No matter that the woman and her parents were braced for Strother’s decision, that courtroom moment sucked the hope right out of them. Feazell asked the judge for his client to have a moment to compose herself before she delivered her victim response.
I’ve read this description from court stories all my life: The defendant sat stoically with his attorney as the victim addressed him. But that made it no less chilling to watch for the first time — and to wonder what was going through his mind as she detailed her version of what happened the night she wound up at the hospital — and the damage done to her life since then.
“Jacob Walter Anderson, it must be horrible to be you,” she said. “To know what you did to me. To know you are a rapist. To know that you almost killed me. To know that you ruined my life, stole my virginity and stole my future.”
For almost three years, unable to remain at Baylor, where she was a 19-year-old sophomore at the time of the incident, she has struggled with suicidal thoughts and panic attacks. She talked from front of the courtroom about simple, but powerful, examples of things lost to her, things that so many of us take for granted — attending football games, sitting in class, feeling safe with male acquaintances.

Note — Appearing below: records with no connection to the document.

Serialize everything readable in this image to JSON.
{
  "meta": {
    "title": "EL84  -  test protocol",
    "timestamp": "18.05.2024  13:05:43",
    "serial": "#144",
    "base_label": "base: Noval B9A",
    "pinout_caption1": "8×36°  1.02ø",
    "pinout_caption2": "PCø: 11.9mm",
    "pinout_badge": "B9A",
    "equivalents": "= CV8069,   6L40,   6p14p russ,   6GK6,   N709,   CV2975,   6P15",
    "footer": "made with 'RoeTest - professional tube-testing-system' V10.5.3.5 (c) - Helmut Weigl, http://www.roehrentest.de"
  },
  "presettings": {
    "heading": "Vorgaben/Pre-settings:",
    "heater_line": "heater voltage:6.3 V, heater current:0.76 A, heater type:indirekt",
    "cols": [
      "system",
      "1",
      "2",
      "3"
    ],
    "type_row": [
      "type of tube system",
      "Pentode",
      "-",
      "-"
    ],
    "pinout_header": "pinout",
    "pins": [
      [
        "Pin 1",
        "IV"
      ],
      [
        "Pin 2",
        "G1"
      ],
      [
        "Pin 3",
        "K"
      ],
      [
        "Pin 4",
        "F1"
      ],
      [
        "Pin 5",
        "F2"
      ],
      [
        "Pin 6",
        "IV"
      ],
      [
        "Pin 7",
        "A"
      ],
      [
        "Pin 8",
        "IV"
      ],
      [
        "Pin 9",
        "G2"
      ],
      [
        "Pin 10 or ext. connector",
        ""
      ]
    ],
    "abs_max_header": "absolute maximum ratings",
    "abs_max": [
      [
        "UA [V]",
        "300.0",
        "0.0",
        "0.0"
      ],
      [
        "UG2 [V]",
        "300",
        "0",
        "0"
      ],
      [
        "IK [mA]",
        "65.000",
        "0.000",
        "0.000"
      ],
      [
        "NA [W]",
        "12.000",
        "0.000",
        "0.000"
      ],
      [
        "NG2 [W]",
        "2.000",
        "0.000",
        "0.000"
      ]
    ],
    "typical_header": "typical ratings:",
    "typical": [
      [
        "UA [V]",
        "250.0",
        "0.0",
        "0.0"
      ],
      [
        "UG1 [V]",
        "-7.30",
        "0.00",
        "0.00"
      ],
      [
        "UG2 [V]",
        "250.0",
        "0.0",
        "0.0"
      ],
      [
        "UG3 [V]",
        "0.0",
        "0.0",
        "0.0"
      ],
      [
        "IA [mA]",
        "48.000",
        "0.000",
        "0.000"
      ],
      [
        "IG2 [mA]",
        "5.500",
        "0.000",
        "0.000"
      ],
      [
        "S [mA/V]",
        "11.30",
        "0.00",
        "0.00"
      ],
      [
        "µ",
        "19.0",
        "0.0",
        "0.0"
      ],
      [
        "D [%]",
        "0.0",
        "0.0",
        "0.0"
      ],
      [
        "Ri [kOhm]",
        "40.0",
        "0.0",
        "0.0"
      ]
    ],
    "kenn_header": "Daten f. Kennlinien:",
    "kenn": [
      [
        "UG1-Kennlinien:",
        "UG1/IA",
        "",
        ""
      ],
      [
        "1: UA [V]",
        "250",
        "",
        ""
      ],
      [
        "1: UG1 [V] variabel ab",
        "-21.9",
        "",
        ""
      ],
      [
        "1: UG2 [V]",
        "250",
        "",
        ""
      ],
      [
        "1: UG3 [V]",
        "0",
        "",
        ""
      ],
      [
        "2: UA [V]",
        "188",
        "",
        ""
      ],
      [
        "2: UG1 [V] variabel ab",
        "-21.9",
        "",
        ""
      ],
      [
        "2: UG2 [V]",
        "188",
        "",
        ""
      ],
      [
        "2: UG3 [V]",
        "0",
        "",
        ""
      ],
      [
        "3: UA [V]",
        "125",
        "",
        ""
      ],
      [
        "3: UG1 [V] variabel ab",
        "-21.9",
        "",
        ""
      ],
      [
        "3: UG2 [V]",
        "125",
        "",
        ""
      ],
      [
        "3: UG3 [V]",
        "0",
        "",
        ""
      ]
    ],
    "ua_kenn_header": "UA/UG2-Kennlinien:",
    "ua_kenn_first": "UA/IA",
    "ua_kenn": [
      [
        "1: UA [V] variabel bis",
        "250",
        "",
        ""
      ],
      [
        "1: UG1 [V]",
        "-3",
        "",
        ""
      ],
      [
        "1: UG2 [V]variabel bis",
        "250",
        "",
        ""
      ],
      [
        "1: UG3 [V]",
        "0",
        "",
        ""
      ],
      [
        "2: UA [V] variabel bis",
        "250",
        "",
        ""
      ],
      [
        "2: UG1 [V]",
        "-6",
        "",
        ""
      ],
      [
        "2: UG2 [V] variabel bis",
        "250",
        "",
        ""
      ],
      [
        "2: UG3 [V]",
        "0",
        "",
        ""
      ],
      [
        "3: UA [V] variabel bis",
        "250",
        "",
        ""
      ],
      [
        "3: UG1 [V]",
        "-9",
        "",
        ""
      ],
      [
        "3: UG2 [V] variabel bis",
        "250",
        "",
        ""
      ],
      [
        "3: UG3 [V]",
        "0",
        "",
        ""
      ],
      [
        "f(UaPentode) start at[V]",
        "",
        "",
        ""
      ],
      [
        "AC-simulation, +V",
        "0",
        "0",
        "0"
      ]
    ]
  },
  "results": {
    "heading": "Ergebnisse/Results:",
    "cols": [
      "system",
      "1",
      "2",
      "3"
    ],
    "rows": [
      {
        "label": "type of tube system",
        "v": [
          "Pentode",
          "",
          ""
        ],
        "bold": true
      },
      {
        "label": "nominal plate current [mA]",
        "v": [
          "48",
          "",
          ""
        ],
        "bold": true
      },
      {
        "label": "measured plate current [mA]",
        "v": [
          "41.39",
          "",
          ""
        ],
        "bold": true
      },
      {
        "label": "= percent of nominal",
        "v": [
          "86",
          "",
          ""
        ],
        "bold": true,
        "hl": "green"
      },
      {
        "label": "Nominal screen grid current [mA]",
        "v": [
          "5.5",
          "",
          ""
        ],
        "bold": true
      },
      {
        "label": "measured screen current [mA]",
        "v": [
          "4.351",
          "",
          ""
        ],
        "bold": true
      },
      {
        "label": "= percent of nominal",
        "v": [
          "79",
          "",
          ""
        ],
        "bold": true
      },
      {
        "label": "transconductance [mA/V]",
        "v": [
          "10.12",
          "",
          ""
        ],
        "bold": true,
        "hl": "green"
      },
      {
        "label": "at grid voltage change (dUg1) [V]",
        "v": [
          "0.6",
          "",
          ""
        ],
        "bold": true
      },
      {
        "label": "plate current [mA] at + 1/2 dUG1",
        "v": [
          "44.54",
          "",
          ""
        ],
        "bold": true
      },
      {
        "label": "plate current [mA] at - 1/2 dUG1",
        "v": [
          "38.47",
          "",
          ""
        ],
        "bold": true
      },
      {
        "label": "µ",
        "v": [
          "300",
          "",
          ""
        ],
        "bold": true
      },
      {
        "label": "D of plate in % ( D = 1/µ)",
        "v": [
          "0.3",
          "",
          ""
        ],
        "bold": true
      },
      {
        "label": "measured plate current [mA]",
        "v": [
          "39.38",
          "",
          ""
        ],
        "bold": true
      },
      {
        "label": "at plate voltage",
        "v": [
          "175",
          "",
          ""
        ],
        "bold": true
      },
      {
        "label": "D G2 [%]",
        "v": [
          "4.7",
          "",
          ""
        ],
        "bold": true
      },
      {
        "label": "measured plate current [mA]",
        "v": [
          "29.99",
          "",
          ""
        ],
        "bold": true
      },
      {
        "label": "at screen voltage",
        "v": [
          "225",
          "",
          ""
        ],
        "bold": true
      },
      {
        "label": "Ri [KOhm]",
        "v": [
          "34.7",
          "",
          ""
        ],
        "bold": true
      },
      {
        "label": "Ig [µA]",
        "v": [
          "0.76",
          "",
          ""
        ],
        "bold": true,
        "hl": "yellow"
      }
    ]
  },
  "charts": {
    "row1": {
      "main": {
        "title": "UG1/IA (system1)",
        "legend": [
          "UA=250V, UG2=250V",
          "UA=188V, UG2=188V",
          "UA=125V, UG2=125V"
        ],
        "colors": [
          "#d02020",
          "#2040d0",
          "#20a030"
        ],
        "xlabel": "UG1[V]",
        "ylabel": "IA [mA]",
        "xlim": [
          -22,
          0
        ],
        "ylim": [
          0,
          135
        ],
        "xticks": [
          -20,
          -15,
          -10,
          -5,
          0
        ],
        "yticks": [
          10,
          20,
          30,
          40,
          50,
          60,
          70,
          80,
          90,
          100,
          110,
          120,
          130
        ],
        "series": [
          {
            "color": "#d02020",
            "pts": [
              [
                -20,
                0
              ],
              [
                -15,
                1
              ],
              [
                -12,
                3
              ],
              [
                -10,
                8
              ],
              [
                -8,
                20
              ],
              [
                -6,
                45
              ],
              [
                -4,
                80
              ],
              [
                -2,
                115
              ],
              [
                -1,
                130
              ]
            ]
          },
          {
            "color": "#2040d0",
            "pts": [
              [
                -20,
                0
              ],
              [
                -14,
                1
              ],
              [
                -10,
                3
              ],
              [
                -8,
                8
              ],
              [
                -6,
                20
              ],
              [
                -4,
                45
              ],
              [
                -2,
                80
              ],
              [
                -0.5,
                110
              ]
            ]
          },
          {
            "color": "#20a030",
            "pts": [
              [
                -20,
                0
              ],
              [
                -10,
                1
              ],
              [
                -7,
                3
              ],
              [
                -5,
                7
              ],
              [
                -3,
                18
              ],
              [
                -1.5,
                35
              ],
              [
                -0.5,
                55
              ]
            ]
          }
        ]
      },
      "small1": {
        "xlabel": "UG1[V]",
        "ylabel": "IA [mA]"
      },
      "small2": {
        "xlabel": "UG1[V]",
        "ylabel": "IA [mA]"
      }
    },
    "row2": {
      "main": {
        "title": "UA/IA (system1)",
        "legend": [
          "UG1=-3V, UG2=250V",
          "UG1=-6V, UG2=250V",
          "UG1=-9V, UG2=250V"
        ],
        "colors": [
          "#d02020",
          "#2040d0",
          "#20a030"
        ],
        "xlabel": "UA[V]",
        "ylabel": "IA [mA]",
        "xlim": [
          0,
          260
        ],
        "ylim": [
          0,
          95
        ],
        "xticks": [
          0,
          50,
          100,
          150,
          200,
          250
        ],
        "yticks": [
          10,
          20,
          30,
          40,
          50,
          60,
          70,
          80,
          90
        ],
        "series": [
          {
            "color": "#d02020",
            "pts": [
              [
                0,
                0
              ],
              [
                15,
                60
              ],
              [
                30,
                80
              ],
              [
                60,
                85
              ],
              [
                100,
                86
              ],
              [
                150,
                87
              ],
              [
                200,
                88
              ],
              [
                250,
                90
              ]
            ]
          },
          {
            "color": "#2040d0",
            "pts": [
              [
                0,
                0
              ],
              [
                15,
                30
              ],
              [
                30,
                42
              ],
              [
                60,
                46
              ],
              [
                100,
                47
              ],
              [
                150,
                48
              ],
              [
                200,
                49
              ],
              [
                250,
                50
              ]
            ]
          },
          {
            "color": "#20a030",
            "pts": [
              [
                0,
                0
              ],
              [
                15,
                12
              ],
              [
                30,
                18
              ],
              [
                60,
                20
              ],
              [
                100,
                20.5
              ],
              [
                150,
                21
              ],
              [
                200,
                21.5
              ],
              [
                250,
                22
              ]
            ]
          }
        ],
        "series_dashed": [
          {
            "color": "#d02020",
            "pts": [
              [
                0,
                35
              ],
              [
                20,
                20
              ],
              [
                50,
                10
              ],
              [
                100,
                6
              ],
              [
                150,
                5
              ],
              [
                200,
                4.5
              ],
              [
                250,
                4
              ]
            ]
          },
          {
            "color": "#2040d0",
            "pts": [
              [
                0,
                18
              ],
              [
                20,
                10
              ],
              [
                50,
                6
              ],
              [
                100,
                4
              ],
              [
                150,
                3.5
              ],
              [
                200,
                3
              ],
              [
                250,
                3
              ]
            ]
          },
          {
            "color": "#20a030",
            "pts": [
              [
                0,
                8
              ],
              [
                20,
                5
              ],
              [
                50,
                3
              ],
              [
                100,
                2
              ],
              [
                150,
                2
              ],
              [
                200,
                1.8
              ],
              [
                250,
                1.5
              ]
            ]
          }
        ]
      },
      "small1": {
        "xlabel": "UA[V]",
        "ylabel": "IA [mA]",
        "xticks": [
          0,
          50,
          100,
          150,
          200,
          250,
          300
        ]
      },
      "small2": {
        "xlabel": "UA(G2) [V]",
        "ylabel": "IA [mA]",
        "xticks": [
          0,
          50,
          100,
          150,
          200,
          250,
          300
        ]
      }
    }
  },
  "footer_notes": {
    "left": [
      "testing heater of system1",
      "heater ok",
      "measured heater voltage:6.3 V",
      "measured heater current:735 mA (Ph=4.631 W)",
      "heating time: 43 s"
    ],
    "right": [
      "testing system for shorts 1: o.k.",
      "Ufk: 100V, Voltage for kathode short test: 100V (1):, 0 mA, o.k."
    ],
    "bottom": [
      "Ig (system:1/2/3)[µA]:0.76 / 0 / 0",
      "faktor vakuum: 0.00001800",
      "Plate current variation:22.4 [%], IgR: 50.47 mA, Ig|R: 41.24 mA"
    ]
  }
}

In the aftermath of this case, many will focus on the story line of “with outcomes such as this one, why report sexual assault in the first place?” And I admit that I fell into that thinking for a bit as I left the courtroom.
But that narrative would be an insult to this young woman — and all the others like her at Baylor and beyond — who have so courageously persevered in hopes of making men think twice before they wage crimes of sexual violence. This young woman has every reason to hold her head high.